Let's Tell the Met Council What We Think
The unelected behemoth Met Council wants to know what we think. They have created a kind of comments site to make suggestions for Met Council initiatives and vote on your fellow citizens’ ideas. I think we should accommodate them. Let me explain a little more. From Minnpost:
“Only a couple weeks ago, the Council established a website, a kind of Wiki, if you will, where you can answer the question "What does the Twin Cities Region Need to Thrive?"
The purpose of this exercise says Met Council Chair Susan Haigh, is "to work together as one region to build 21st century regional infrastructure to produce robust local communities, support job growth, and connect people to their workplaces, schools, activities, and the places they call home. To do that, we need participation from as many residents as possible.”
That isn’t the real reason of course. The Met Council wouldn’t give two wooden nickels for the opinion of the average Minnesota metro resident. This is a sham process called “visioning” which is really just giving people a place to pretend they are making a difference. What they really want to do is this:
“In a 2001 study of a "visioning" process (in meetings, not online) in Lexington, Ky., Eugene McCann found that while the initial collection of ideas was an open process, the winnowing and refining were done in secret. The final recommendations, he wrote, "produced a vision of the future largely paralleled to standard economic development models" already endorsed by "local elites."
After all the public comments and buzz, they can then sell their own progressive schemes with the argument the public wanted it. They got feedback and everybody wants the Met Council to tell them how to live. At least, that will be how they use this nonsense.
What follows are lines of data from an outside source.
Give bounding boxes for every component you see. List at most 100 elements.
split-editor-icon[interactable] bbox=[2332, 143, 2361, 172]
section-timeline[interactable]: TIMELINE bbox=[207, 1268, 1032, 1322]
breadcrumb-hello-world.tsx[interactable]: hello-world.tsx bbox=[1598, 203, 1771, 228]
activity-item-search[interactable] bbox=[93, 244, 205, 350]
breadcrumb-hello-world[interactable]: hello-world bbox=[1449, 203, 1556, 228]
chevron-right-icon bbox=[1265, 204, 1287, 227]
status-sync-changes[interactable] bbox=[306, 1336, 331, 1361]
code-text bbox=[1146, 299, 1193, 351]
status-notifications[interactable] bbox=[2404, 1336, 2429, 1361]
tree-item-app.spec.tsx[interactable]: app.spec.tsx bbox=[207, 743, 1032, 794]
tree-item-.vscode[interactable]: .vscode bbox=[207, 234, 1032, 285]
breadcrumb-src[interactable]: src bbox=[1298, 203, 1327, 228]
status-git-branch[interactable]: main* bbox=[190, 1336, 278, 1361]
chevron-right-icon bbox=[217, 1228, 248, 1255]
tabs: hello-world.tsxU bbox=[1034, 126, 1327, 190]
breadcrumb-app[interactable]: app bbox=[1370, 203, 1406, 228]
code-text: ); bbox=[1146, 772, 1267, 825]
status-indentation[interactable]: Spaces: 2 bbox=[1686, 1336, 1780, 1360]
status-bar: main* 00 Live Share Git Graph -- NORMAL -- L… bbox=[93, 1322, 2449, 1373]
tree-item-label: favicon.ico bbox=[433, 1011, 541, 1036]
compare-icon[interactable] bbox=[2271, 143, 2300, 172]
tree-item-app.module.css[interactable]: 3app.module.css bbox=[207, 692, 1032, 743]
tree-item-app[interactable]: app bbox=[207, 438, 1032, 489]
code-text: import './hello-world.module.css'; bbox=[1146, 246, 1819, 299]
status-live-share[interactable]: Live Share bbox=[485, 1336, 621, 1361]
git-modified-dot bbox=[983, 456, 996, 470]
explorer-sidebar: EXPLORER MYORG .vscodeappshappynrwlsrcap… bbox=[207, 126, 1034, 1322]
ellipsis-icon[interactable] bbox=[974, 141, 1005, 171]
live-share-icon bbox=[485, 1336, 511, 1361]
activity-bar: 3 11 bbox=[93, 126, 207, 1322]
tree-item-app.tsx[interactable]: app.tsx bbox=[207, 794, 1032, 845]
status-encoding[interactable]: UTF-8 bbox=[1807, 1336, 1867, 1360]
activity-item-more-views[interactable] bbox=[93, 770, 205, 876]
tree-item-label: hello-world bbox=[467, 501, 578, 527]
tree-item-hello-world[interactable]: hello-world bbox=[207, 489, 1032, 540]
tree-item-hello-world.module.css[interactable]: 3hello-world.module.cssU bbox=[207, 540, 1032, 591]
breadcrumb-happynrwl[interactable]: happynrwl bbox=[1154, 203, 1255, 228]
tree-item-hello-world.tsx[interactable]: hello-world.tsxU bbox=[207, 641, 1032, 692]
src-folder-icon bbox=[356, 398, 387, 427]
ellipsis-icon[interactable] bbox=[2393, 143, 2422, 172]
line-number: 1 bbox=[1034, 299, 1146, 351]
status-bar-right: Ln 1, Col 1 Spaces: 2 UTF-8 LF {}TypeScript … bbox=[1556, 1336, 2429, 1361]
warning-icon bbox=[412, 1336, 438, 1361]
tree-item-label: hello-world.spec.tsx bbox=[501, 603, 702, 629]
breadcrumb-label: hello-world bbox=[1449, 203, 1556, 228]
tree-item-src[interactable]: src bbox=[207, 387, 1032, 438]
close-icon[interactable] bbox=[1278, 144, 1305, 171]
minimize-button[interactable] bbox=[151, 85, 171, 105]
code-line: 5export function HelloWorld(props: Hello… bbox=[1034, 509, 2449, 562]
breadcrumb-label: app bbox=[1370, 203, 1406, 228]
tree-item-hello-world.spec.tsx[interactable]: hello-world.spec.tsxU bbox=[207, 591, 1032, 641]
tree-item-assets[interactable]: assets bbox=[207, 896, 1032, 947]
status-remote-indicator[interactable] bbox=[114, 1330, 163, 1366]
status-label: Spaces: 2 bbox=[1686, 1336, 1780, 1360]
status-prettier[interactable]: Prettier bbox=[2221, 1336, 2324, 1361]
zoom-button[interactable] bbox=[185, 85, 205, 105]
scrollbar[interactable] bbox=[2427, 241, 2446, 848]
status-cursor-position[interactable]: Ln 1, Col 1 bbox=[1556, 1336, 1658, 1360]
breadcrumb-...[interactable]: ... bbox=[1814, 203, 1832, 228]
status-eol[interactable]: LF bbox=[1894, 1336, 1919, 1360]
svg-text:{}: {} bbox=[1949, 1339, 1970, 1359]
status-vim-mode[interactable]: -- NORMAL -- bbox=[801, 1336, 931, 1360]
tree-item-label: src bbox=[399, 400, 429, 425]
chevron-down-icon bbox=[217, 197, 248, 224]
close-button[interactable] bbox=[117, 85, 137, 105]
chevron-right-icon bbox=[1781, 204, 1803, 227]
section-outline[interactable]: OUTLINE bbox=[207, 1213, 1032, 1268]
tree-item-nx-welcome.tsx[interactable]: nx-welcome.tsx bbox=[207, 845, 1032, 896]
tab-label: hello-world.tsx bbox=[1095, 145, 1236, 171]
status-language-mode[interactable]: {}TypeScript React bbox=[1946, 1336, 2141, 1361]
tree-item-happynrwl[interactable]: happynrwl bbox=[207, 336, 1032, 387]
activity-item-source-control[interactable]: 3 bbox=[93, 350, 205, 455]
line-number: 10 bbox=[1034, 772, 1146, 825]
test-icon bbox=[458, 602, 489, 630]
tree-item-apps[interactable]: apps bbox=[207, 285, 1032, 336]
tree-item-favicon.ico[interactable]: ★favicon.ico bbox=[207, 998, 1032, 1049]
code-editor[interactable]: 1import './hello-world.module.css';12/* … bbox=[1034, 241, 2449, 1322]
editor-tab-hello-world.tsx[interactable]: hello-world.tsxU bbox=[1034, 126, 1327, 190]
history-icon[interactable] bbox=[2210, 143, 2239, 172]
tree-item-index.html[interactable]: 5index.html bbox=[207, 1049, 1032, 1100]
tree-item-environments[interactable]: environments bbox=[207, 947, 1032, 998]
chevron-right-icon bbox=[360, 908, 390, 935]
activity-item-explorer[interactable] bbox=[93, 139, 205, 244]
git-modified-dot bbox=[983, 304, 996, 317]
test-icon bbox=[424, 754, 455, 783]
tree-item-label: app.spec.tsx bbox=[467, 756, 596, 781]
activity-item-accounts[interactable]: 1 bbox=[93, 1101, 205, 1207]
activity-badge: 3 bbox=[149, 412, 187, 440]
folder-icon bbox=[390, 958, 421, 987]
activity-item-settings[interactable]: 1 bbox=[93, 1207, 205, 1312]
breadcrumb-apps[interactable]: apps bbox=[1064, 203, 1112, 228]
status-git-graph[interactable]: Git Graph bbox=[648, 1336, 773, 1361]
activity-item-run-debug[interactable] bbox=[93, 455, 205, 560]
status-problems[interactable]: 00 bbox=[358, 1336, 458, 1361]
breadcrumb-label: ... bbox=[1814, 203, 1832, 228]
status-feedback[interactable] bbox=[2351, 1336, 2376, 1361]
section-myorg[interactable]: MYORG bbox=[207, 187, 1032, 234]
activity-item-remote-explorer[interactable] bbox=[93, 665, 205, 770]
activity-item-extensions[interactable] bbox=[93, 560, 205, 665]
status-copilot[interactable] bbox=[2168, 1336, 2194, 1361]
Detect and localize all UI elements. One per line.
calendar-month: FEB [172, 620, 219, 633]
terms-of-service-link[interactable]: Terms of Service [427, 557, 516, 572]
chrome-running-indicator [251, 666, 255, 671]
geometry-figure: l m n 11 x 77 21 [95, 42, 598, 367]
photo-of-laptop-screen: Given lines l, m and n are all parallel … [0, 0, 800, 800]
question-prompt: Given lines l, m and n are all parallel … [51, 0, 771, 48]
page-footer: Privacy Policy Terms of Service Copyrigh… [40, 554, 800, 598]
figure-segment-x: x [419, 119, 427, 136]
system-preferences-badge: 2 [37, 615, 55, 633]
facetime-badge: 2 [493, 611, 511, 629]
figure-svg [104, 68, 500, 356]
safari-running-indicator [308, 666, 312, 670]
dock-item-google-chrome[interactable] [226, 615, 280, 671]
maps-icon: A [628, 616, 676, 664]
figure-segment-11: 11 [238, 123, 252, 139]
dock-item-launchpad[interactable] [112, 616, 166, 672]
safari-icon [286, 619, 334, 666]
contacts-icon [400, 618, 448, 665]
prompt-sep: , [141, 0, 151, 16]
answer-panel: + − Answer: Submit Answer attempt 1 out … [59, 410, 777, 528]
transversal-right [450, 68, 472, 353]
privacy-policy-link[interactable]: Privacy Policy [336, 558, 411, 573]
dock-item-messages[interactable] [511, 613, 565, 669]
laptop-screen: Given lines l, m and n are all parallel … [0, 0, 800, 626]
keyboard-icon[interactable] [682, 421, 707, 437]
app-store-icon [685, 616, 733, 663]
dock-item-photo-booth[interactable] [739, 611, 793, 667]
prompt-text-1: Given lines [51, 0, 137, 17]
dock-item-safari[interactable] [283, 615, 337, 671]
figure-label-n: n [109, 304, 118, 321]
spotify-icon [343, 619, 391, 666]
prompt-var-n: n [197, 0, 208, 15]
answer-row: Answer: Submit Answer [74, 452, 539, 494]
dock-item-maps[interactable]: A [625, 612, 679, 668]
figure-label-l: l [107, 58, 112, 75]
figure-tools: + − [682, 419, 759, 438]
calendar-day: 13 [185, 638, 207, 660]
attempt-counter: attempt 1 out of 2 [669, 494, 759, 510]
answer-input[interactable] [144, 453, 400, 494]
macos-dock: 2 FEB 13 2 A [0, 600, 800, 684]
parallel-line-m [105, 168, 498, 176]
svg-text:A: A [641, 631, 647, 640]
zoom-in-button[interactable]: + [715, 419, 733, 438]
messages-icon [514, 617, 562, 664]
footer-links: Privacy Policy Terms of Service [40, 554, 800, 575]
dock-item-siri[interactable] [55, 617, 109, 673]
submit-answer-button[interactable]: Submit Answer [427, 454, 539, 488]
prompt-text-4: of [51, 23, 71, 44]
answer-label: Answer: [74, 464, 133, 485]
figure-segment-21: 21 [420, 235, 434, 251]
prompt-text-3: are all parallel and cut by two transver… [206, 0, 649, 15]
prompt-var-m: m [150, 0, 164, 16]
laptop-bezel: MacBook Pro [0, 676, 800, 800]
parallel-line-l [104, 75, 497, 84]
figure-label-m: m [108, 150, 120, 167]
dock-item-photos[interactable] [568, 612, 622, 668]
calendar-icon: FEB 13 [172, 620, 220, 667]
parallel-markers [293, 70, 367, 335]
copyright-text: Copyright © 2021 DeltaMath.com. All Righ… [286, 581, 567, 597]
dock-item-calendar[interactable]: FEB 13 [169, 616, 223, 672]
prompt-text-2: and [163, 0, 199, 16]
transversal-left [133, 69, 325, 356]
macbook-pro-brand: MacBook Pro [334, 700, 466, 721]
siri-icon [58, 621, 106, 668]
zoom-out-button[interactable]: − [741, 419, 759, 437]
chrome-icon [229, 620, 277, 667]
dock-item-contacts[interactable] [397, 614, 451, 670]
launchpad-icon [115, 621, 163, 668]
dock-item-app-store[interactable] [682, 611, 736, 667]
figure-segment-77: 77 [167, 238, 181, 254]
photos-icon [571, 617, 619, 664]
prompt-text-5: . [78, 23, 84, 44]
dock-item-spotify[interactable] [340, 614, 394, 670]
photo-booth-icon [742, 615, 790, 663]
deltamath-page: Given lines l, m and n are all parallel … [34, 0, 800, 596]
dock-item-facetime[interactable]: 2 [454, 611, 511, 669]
I went to the website and looked around and the suggestions are the usual ones leftists come up with. One is to eliminate as much local government as possible. Those pesky democratic institutions are getting in the way. Someone also wants to stop “urban sprawl” with this:
“We must reign in the sprawl that is costing our region billions of dollars. Implement a Portland-style urban growth boundary and enforce it by refusing to fund sewer and transportation (sic) investment beyond it. While this may result in "leapfrog" development somewhere beyond the boundary, the cost of a longer commute would tend to attenuate the problem. This idea would need some support from MnDOT to limit freeway growth near the boundary.”
I decided to give them a conservative perspective with this:
“It's absurd for us to continue building light rail lines that require enormous cash outlays to develop and yearly subsidies to keep them running. There is zero growth occurring on the lines built, they run deficits every year, and they aren't helping transit get any better in the region. This 19th Century technology should not be the basis for our transportation system. It's a huge drain on budgets that will only prove to eventually bankrupt us as an economic power. It doesn't matter how many trains there are in Europe, it doesn't change the fact our topography and socio-economic culture is vastly different than those failed models. We need to throw this idea out with our copies of Das Kapital.” I titled it “Unsustainable Choo Choo Trains.” No doubt a progressive somewhere is screaming like a banshee.
Go to the site and give them your perspective. We cannot let the progressive/socialist activists have free rein over this. And, we can have a little fun in the process. Maybe even raise Susan Haigh’s blood pressure a little. Just a little.